The Oxfam charity group criticised this, saying many of the world’s tax havens were not on the EU list of non-cooperative jurisdictions and therefore would avoid scrutiny.
The Oxfam charity group said: “Transparency for only the 27 EU member states and the 21 currently blacklisted or greylisted jurisdictions means keeping corporate secrecy for over three out of four of the world’s nearly 200 countries.”
Oxfam’s tax expert Chiara Putaturo added: “EU legislators have granted multinational corporations plenty of opportunities to continue dodging taxes in secrecy by shifting their profits to tax havens outside the EU, like Bermuda, the Cayman Islands, and Switzerland.”

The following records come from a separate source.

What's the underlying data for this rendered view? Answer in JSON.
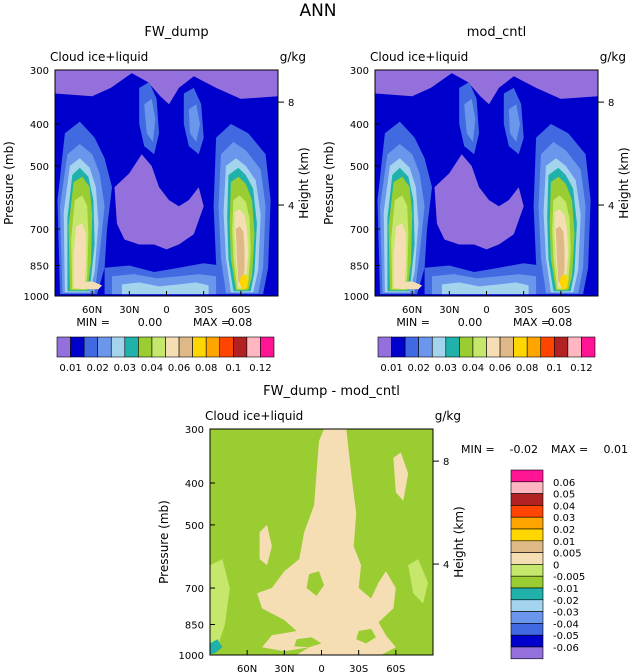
{
  "figure_title": "ANN",
  "chart_data": [
    {
      "type": "contour",
      "title": "FW_dump",
      "field_label": "Cloud ice+liquid",
      "units": "g/kg",
      "ylabel": "Pressure (mb)",
      "y2label": "Height (km)",
      "pressure_ticks": [
        "300",
        "400",
        "500",
        "700",
        "850",
        "1000"
      ],
      "height_ticks": [
        "8",
        "4"
      ],
      "lat_ticks": [
        "60N",
        "30N",
        "0",
        "30S",
        "60S"
      ],
      "min_label": "MIN =",
      "min_value": "0.00",
      "max_label": "MAX =",
      "max_value": "0.08",
      "levels": [
        0.01,
        0.02,
        0.03,
        0.04,
        0.06,
        0.08,
        0.1,
        0.12
      ],
      "colorbar_labels": [
        "0.01",
        "0.02",
        "0.03",
        "0.04",
        "0.06",
        "0.08",
        "0.1",
        "0.12"
      ]
    },
    {
      "type": "contour",
      "title": "mod_cntl",
      "field_label": "Cloud ice+liquid",
      "units": "g/kg",
      "ylabel": "Pressure (mb)",
      "y2label": "Height (km)",
      "pressure_ticks": [
        "300",
        "400",
        "500",
        "700",
        "850",
        "1000"
      ],
      "height_ticks": [
        "8",
        "4"
      ],
      "lat_ticks": [
        "60N",
        "30N",
        "0",
        "30S",
        "60S"
      ],
      "min_label": "MIN =",
      "min_value": "0.00",
      "max_label": "MAX =",
      "max_value": "0.08",
      "levels": [
        0.01,
        0.02,
        0.03,
        0.04,
        0.06,
        0.08,
        0.1,
        0.12
      ],
      "colorbar_labels": [
        "0.01",
        "0.02",
        "0.03",
        "0.04",
        "0.06",
        "0.08",
        "0.1",
        "0.12"
      ]
    },
    {
      "type": "contour",
      "title": "FW_dump - mod_cntl",
      "field_label": "Cloud ice+liquid",
      "units": "g/kg",
      "ylabel": "Pressure (mb)",
      "y2label": "Height (km)",
      "pressure_ticks": [
        "300",
        "400",
        "500",
        "700",
        "850",
        "1000"
      ],
      "height_ticks": [
        "8",
        "4"
      ],
      "lat_ticks": [
        "60N",
        "30N",
        "0",
        "30S",
        "60S"
      ],
      "min_label": "MIN =",
      "min_value": "-0.02",
      "max_label": "MAX =",
      "max_value": "0.01",
      "levels": [
        -0.06,
        -0.05,
        -0.04,
        -0.03,
        -0.02,
        -0.01,
        -0.005,
        0,
        0.005,
        0.01,
        0.02,
        0.03,
        0.04,
        0.05,
        0.06
      ],
      "colorbar_labels": [
        "0.06",
        "0.05",
        "0.04",
        "0.03",
        "0.02",
        "0.01",
        "0.005",
        "0",
        "-0.005",
        "-0.01",
        "-0.02",
        "-0.03",
        "-0.04",
        "-0.05",
        "-0.06"
      ]
    }
  ],
  "colors": {
    "abs_scale": [
      "#9370db",
      "#0000cd",
      "#4169e1",
      "#6a96ec",
      "#a4d3ee",
      "#20b2aa",
      "#9acd32",
      "#c5e86c",
      "#f5deb3",
      "#deb887",
      "#ffd700",
      "#ffa500",
      "#ff4500",
      "#b22222",
      "#ffb6c1",
      "#ff1493"
    ],
    "diff_scale": [
      "#9370db",
      "#0000cd",
      "#4169e1",
      "#6a96ec",
      "#a4d3ee",
      "#20b2aa",
      "#9acd32",
      "#c5e86c",
      "#f5deb3",
      "#deb887",
      "#ffd700",
      "#ffa500",
      "#ff4500",
      "#b22222",
      "#ffb6c1",
      "#ff1493"
    ]
  }
}
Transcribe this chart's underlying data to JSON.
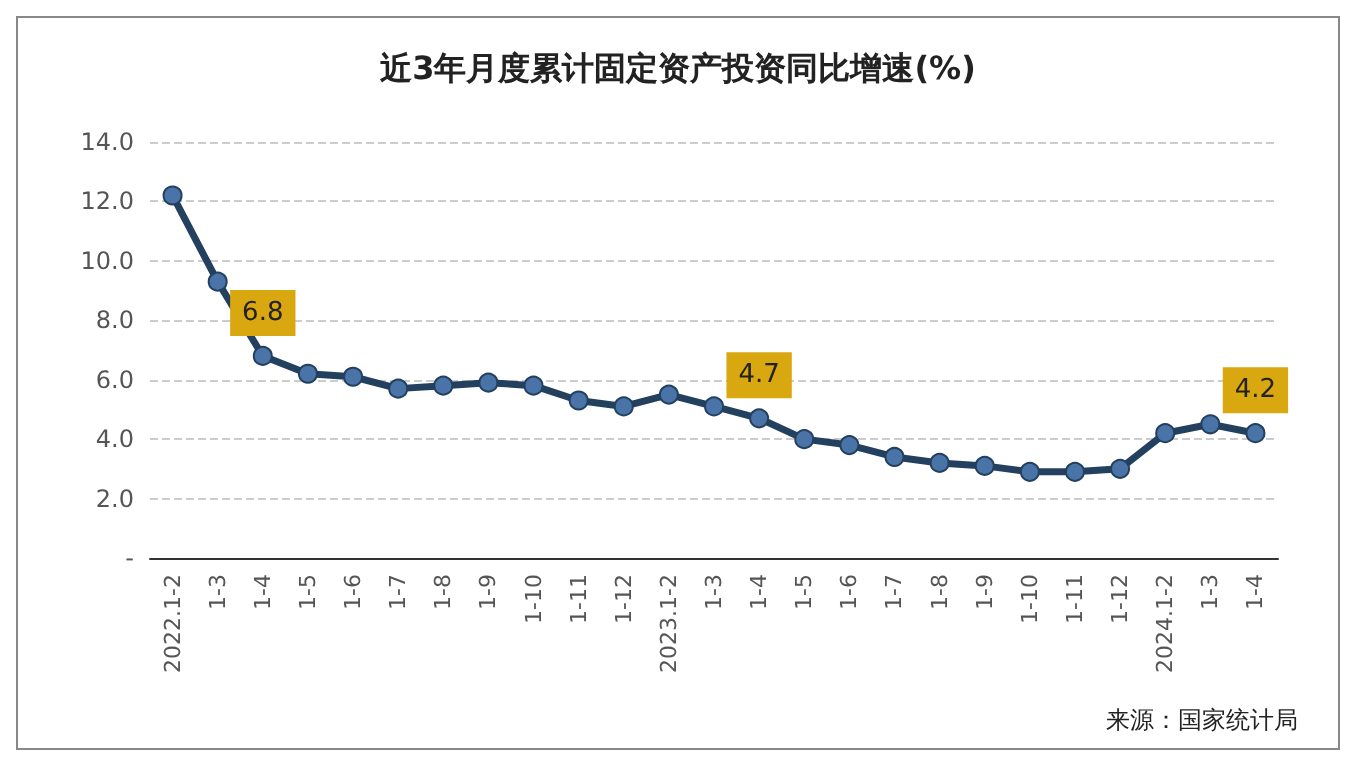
{
  "chart_data": {
    "type": "line",
    "title": "近3年月度累计固定资产投资同比增速(%)",
    "categories": [
      "2022.1-2",
      "1-3",
      "1-4",
      "1-5",
      "1-6",
      "1-7",
      "1-8",
      "1-9",
      "1-10",
      "1-11",
      "1-12",
      "2023.1-2",
      "1-3",
      "1-4",
      "1-5",
      "1-6",
      "1-7",
      "1-8",
      "1-9",
      "1-10",
      "1-11",
      "1-12",
      "2024.1-2",
      "1-3",
      "1-4"
    ],
    "series": [
      {
        "color": "#23405f",
        "values": [
          12.2,
          9.3,
          6.8,
          6.2,
          6.1,
          5.7,
          5.8,
          5.9,
          5.8,
          5.3,
          5.1,
          5.5,
          5.1,
          4.7,
          4.0,
          3.8,
          3.4,
          3.2,
          3.1,
          2.9,
          2.9,
          3.0,
          4.2,
          4.5,
          4.2
        ],
        "value_labels": [
          null,
          null,
          "6.8",
          null,
          null,
          null,
          null,
          null,
          null,
          null,
          null,
          null,
          null,
          "4.7",
          null,
          null,
          null,
          null,
          null,
          null,
          null,
          null,
          null,
          null,
          "4.2"
        ]
      }
    ],
    "ylim": [
      0,
      14
    ],
    "yticks": [
      {
        "value": 0,
        "label": "-"
      },
      {
        "value": 2,
        "label": "2.0"
      },
      {
        "value": 4,
        "label": "4.0"
      },
      {
        "value": 6,
        "label": "6.0"
      },
      {
        "value": 8,
        "label": "8.0"
      },
      {
        "value": 10,
        "label": "10.0"
      },
      {
        "value": 12,
        "label": "12.0"
      },
      {
        "value": 14,
        "label": "14.0"
      }
    ],
    "grid": "y",
    "marker": "circle",
    "line_style": "solid",
    "annotations": [
      "来源：国家统计局"
    ]
  }
}
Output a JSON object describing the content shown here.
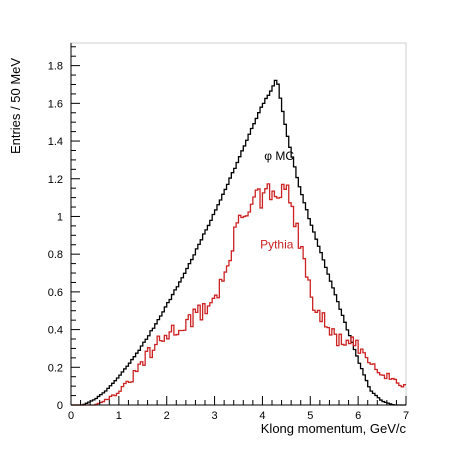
{
  "chart_data": {
    "type": "line",
    "title": "",
    "xlabel": "Klong momentum, GeV/c",
    "ylabel": "Entries / 50 MeV",
    "xlim": [
      0,
      7
    ],
    "ylim": [
      0,
      1.92
    ],
    "x_ticks": [
      0,
      1,
      2,
      3,
      4,
      5,
      6,
      7
    ],
    "y_ticks": [
      0,
      0.2,
      0.4,
      0.6,
      0.8,
      1,
      1.2,
      1.4,
      1.6,
      1.8
    ],
    "x_tick_labels": [
      "0",
      "1",
      "2",
      "3",
      "4",
      "5",
      "6",
      "7"
    ],
    "y_tick_labels": [
      "0",
      "0.2",
      "0.4",
      "0.6",
      "0.8",
      "1",
      "1.2",
      "1.4",
      "1.6",
      "1.8"
    ],
    "grid": false,
    "histogram_bin_width": 0.05,
    "series": [
      {
        "name": "φ MC",
        "color": "#000000",
        "label_position": [
          4.35,
          1.3
        ],
        "x": [
          0,
          0.25,
          0.5,
          0.75,
          1.0,
          1.25,
          1.5,
          1.75,
          2.0,
          2.25,
          2.5,
          2.75,
          3.0,
          3.25,
          3.5,
          3.75,
          4.0,
          4.25,
          4.3,
          4.5,
          4.75,
          5.0,
          5.25,
          5.5,
          5.75,
          6.0,
          6.25,
          6.5,
          6.75,
          7.0
        ],
        "y": [
          0,
          0.0,
          0.03,
          0.08,
          0.15,
          0.23,
          0.32,
          0.42,
          0.53,
          0.64,
          0.76,
          0.89,
          1.02,
          1.16,
          1.3,
          1.45,
          1.59,
          1.7,
          1.74,
          1.45,
          1.18,
          0.97,
          0.79,
          0.6,
          0.42,
          0.24,
          0.08,
          0.02,
          0.0,
          0.0
        ]
      },
      {
        "name": "Pythia",
        "color": "#cc2222",
        "label_position": [
          4.3,
          0.83
        ],
        "x": [
          0,
          0.5,
          0.75,
          1.0,
          1.25,
          1.5,
          1.75,
          2.0,
          2.25,
          2.5,
          2.75,
          3.0,
          3.25,
          3.4,
          3.5,
          3.6,
          3.75,
          3.9,
          4.0,
          4.1,
          4.25,
          4.4,
          4.5,
          4.6,
          4.75,
          4.9,
          5.0,
          5.25,
          5.5,
          5.75,
          6.0,
          6.25,
          6.5,
          6.75,
          7.0
        ],
        "y": [
          0,
          0.0,
          0.03,
          0.07,
          0.13,
          0.23,
          0.3,
          0.37,
          0.41,
          0.45,
          0.5,
          0.57,
          0.7,
          0.86,
          1.0,
          1.03,
          1.05,
          1.12,
          1.06,
          1.15,
          1.08,
          1.12,
          1.2,
          1.03,
          0.9,
          0.72,
          0.58,
          0.45,
          0.36,
          0.33,
          0.3,
          0.23,
          0.18,
          0.13,
          0.1
        ]
      }
    ]
  }
}
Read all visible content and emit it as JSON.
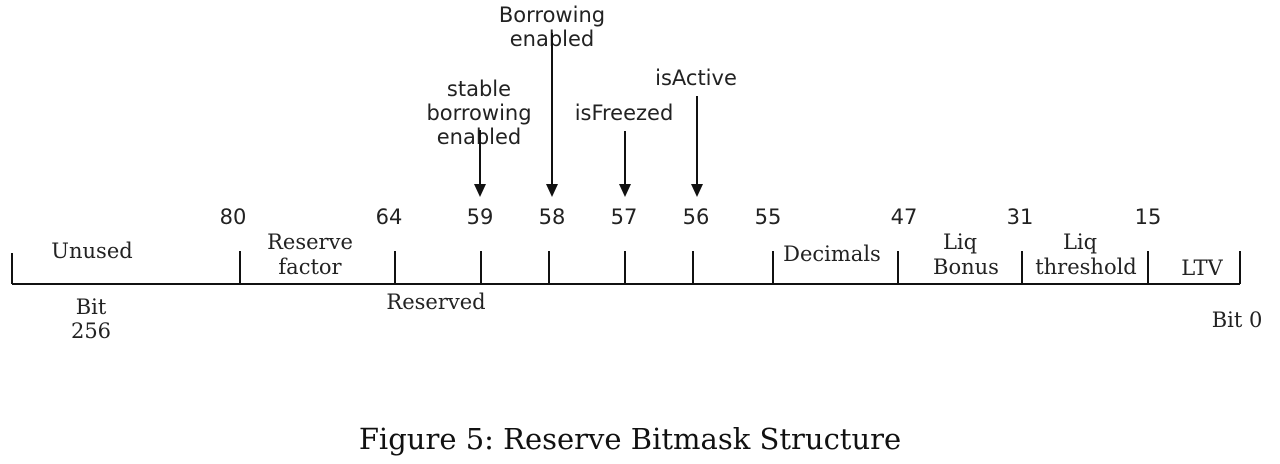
{
  "field_labels": {
    "unused": "Unused",
    "reserve_factor_1": "Reserve",
    "reserve_factor_2": "factor",
    "reserved": "Reserved",
    "decimals": "Decimals",
    "liq_bonus_1": "Liq",
    "liq_bonus_2": "Bonus",
    "liq_threshold_1": "Liq",
    "liq_threshold_2": "threshold",
    "ltv": "LTV"
  },
  "bit_positions": {
    "p80": "80",
    "p64": "64",
    "p59": "59",
    "p58": "58",
    "p57": "57",
    "p56": "56",
    "p55": "55",
    "p47": "47",
    "p31": "31",
    "p15": "15"
  },
  "ends": {
    "left_1": "Bit",
    "left_2": "256",
    "right": "Bit 0"
  },
  "flags": {
    "stable_1": "stable",
    "stable_2": "borrowing",
    "stable_3": "enabled",
    "borrowing_1": "Borrowing",
    "borrowing_2": "enabled",
    "frozen": "isFreezed",
    "active": "isActive"
  },
  "caption": "Figure 5: Reserve Bitmask Structure"
}
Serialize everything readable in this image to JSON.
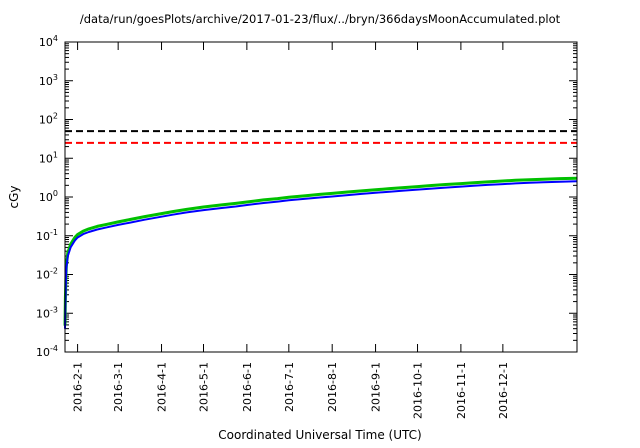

She said the deal also offered companies a reporting exemption for commercially sensitive information for five years, providing a way to avoid disclosure and noted the large turnover requirement would exclude up to 90 percent of multinationals.
But some members of the European Parliament who negotiated the deal said it would still help make the tax system fairer.
Greens MEP Ernest Urtasun of the parliament’s economic and monetary affairs committee said: “These tax transparency measures will help to ensure that multinational companies pay their fair share and can bring some fairness to how they operate.”
According to the Tax Justice Network think tank, EU countries are responsible for 36 percent of tax lost globally to corporate tax abuse, costing countries worldwide over $154 billion every year as profits are shifted to low tax jurisdictions like Ireland, Luxembourg and the Netherlands.
The text of the agreement must now go through formal adoption in two European Parliament committees and the parliament’s plenary and in the Council of EU governments.